The Germans prefer to surrender to Americans rather than to some Europeans, because they know they will be treated fairly. Being Germans they take advantage of this sometimes. I watched a crippled FFI man working the hell out of a detail of German prisoners at the docks of Marseilles. He was not abusing theml he was simply making certain their hands got calloused. He had been crippled by the Germans and they had wrecked the docks, so his heart was in his work. Then an American sergeant, who had the air of a man freshly arrived in Europe, strolled past and stared at the prisoners. Immediately they began groaning and limping and looking sick, weary, and picked-on. The sergeant stopped the work and gave each man a cigarette. The Frenchman stood and watched him do it and then limped away disgustedly. The American turned his back for a moment, and the entire detail of krauts grinned at each other.
Most people in Italy and Sicily gave us a rousing welcome in all their towns and cities, but nowhere was there such excitement as in Rome. We got awful cynical about it, because the enthusiasm seemed to stop, and the complaints seemed to start, 24 hours after everybody was kissing everybody else.

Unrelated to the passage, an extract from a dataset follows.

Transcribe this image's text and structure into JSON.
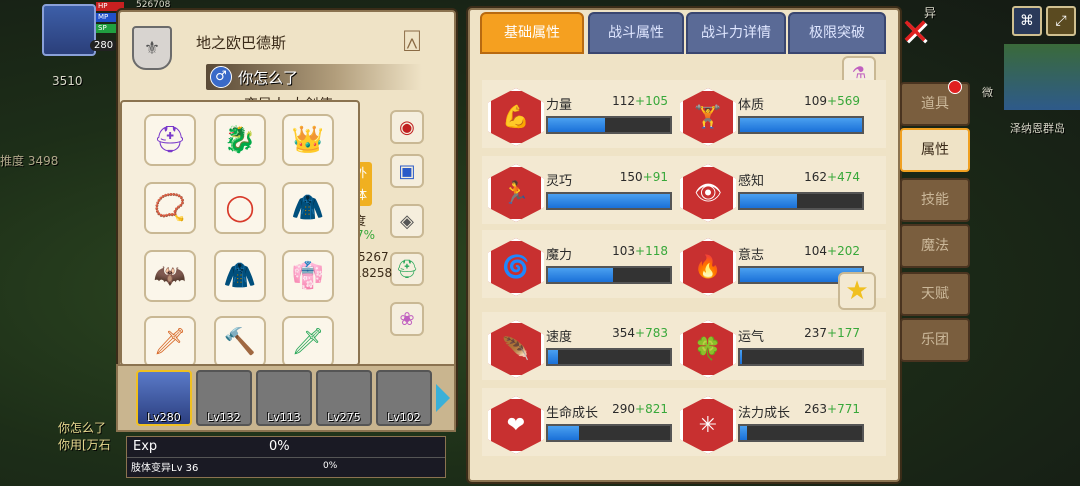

Look, as I said people are people, and I'm not being racist, since these are stories about Europeans. But there's euphoria, and then there's waiting in line for the military governor of your district to get around to issuing you a pass to go see family in another district, or get you water for a hot shower, or serve meals to replace the crops the tanks ran over on the way to liberate you. I think the military is probably better-equipped than just about any other organization to get this stuff done on a temporary basis, and yes, we train for this, too. Just remember that life has to go on, and we've promised them that it'll go on better than before.